Open-source command-line tool to run batch computing tasks and workflows on backend services such as Google Cloud.
Apache License 2.0
265 stars 44 forks source link

How to suppress verbose stdout when launch large task count #231

Open sansarsecondary opened 3 years ago

sansarsecondary commented 3 years ago

Hi,

How do I disable verbose logging such as this:

...
Provider internal-id (operation): projects/xxx/locations/us-central1/operations/xxx
Provider internal-id (operation): projects/xxx/locations/us-central1/operations/xxx
Provider internal-id (operation): projects/xxx/locations/us-central1/operations/xxx
Provider internal-id (operation): projects/xx/locations/us-central1/operations/xxx
...

Thank you

mbookman commented 3 years ago

Hi @sansarsecondary !

This particular message doesn't have any kind of guard around it to suppress it:

https://github.com/DataBiosphere/dsub/blob/a01408d3769d93c3ae5c5f8ea1cdd0484dc15bd0/dsub/providers/google_v2_base.py#L922

  def _submit_pipeline(self, request):
    google_base_api = google_base.Api()
    operation = google_base_api.execute(self._pipelines_run_api(request))
    print('Provider internal-id (operation): {}'.format(operation['name']))

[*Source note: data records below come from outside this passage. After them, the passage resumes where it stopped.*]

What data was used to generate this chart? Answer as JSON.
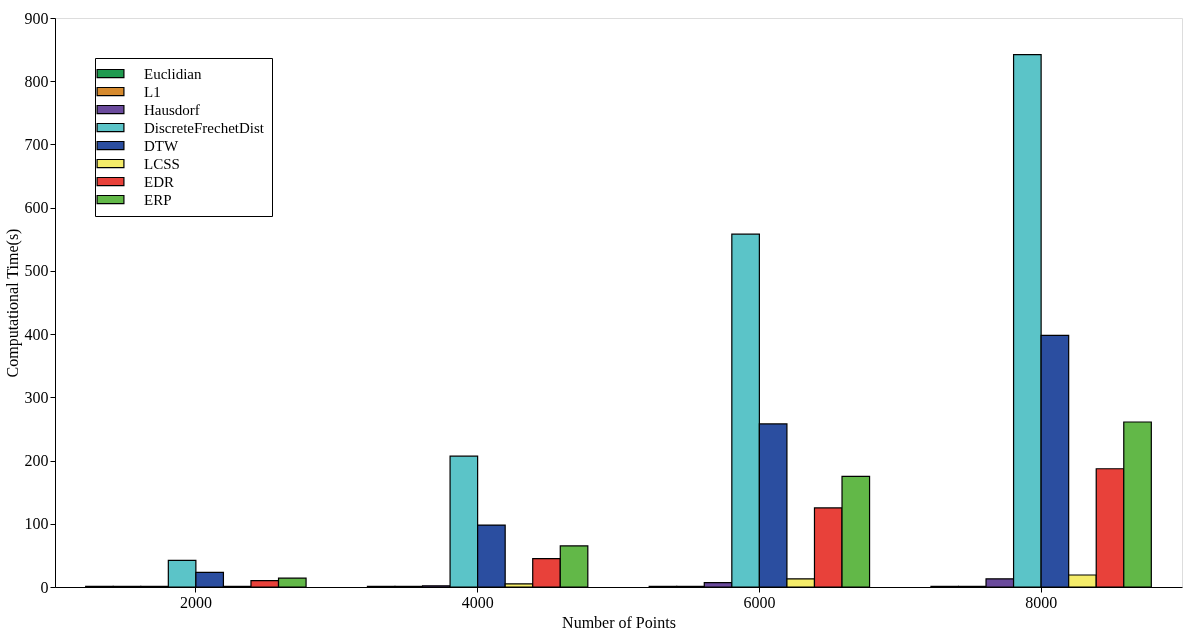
{
  "chart_data": {
    "type": "bar",
    "xlabel": "Number of Points",
    "ylabel": "Computational Time(s)",
    "categories": [
      "2000",
      "4000",
      "6000",
      "8000"
    ],
    "series": [
      {
        "name": "Euclidian",
        "color": "#1f9a4f",
        "values": [
          1,
          1,
          1,
          1
        ]
      },
      {
        "name": "L1",
        "color": "#d68a2e",
        "values": [
          1,
          1,
          1,
          1
        ]
      },
      {
        "name": "Hausdorf",
        "color": "#6a4a9c",
        "values": [
          1,
          2,
          7,
          13
        ]
      },
      {
        "name": "DiscreteFrechetDist",
        "color": "#5bc4c8",
        "values": [
          42,
          207,
          558,
          842
        ]
      },
      {
        "name": "DTW",
        "color": "#2b4ea0",
        "values": [
          23,
          98,
          258,
          398
        ]
      },
      {
        "name": "LCSS",
        "color": "#f5ec6a",
        "values": [
          1,
          5,
          13,
          19
        ]
      },
      {
        "name": "EDR",
        "color": "#e8413a",
        "values": [
          10,
          45,
          125,
          187
        ]
      },
      {
        "name": "ERP",
        "color": "#62b848",
        "values": [
          14,
          65,
          175,
          261
        ]
      }
    ],
    "ylim": [
      0,
      900
    ],
    "yticks": [
      0,
      100,
      200,
      300,
      400,
      500,
      600,
      700,
      800,
      900
    ],
    "grid": false,
    "legend": "top left"
  }
}
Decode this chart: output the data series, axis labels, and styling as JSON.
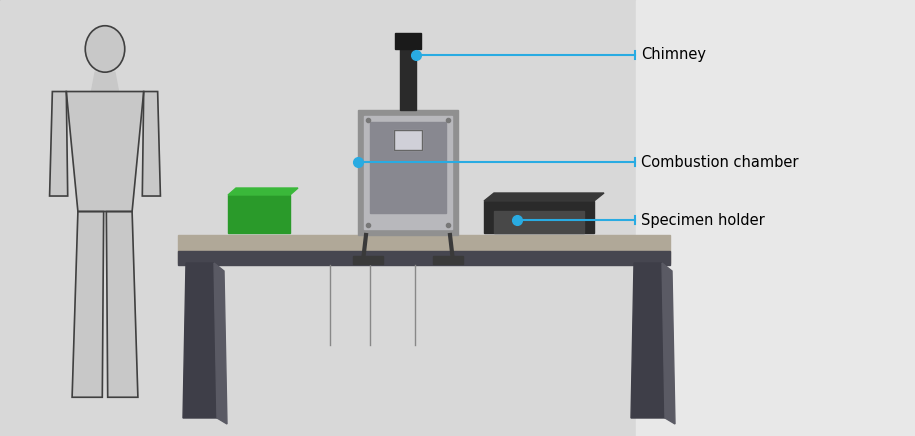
{
  "bg_left_color": "#d8d8d8",
  "bg_right_color": "#e8e8e8",
  "bg_split": 0.695,
  "table_top_color": "#b0a898",
  "table_edge_color": "#464650",
  "table_leg_color": "#3e3e48",
  "table_leg_side_color": "#5a5a64",
  "person_fill": "#c8c8c8",
  "person_outline": "#404040",
  "chimney_color": "#2a2a2a",
  "chimney_cap_color": "#1a1a1a",
  "chamber_outer_color": "#909090",
  "chamber_panel_color": "#b8b8bc",
  "chamber_inner_color": "#888890",
  "chamber_window_color": "#c0c4cc",
  "chamber_window_inner": "#d0d0d8",
  "stand_color": "#3a3a3a",
  "green_box_color": "#2a9a2a",
  "green_box_highlight": "#3ab83a",
  "specimen_outer_color": "#2a2a2a",
  "specimen_inner_color": "#484848",
  "arrow_color": "#29abe2",
  "dot_color": "#29abe2",
  "label_font_size": 10.5,
  "labels": [
    "Chimney",
    "Combustion chamber",
    "Specimen holder"
  ]
}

    return GoogleOperation(self._provider_name, operation).get_field('task-id')

This message was added to help make the underlying provider details (the Pipeline API) less opaque. It provides feedback when new operations are being created and provides some underlying detail should the associated operation need debugging.

Over time, we have looked to add more to the stderr output users see in order to better understanding how dsub is working.

If you don't need it, you can comment it out in your copy. You could also filter the stderr output as described here:

https://stackoverflow.com/questions/3618078/pipe-only-stderr-through-a-filter

If there's a feedback principle you'd be able to articulate, we could also add some command-line flags for what's "verbose" and what isn't.

Thanks!

sansarsecondary commented 3 years ago

HI @mbookman Thanks for your reply. Actually your idea of filtering will work for my use case. That being said, this is what my task output looks like:

Job properties:
  job-id: xxx
  job-name: xxx
  user-id: xx
...
Provider internal-id (operation): projects/xxx/locations/us-central1/operations/xxx
Provider internal-id (operation): projects/xxx/locations/us-central1/operations/xxx
Provider internal-id (operation): projects/xxx/locations/us-central1/operations/xxx
Provider internal-id (operation): projects/xx/locations/us-central1/operations/xxx
...
Launched job-id: xxx
400 task(s)
To check the status, run:
  dstat --provider google-cls-v2 --project xxx --location us-central1 --jobs 'xxx' --users 'xxx' --status '*'
To cancel the job, run:
  ddel --provider google-cls-v2 --project xxx --location us-central1 --jobs 'xxx' --users 'xxx'
Waiting for job to complete...
Monitoring for failed tasks to retry...
*** This dsub process must continue running to retry failed tasks.

Under most circumstances the provider internal id is not required. May I request that the Provider internal-id (operation) print be guarded under --verbose flag? I appreciate that dsub is trying to be transparent how the interaction with CLS api works.